I have a list of sorted coordinates (let's call it xycord.txt
) that looks like this:
chr1 10003486 10043713
chr1 10003507 10043106
chr2 10003486 10043713
chr2 10003507 10043162
chr2 10003532 10042759
In reality the this file is very2 large with 10^7 lines.

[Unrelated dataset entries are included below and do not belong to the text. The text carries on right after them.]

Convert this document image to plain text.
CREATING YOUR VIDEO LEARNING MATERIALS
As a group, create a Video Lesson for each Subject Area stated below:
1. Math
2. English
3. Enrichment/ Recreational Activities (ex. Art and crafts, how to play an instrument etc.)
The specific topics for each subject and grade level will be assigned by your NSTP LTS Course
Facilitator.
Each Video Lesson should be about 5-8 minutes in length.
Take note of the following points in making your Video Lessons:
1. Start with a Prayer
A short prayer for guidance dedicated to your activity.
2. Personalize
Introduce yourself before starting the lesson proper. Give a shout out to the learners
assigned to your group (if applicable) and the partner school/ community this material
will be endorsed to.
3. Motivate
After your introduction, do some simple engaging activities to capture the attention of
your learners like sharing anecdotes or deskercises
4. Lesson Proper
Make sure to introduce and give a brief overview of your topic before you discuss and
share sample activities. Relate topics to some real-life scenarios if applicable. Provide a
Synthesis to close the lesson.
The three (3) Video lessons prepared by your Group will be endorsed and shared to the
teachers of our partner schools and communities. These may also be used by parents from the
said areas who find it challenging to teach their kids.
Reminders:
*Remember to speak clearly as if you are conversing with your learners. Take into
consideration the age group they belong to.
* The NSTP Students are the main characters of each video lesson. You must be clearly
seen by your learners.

What I want to do is given another two-point coordinates I want to check if they
fall in between any coordinates in xycord.txt
file.
The current approach I have is super slow. Because
there are also many others two-point coordinates against this large xycord.txt
file.
Is there a fast way to do it?
#!/usr/bin/perl -w
my $point_to_check_x = $ARGV[0] || '10003488';
my $point_to_check_y = $ARGV[1] || '10003489';
my $chrid = $ARGV[2] || "chr1";
my %allxycordwithchr;
# skip file opening construct
while (<XYCORD_FILE>) {
my ($chr,$tx,$ty) = split(/\s+/,$_);
push @{$allxycordwithchr{$chr}},$tx."-".$ty;
}
my @chosenchr_cord = @{$allxycordwithchr{$chrid}};
for my $chro_cords (@chosenchr_cord){
my ($repox,$repoy) = split("-",$chro_cord);
my $stat = is_in_xycoordsfile($repox,$repoy,$point_to_check_x,$point_to_check_y);
if ($stat eq "IN"){
print "IN\n";
}
}
sub is_in_xycoordsfile {
my ($x,$y,$xp,$yp) = @_;
if ( $xp >= $x && $yp <= $y ) {
return "IN";
}
else {
return "OUT";
}
}
Update: I apologize for correcting this. In my earlier posting I oversimplified the problem.
Actually, there is one more query field (e.g. chromosome name). Hence the DB/RB-trees/SQL approaches maybe infeasible in this matter?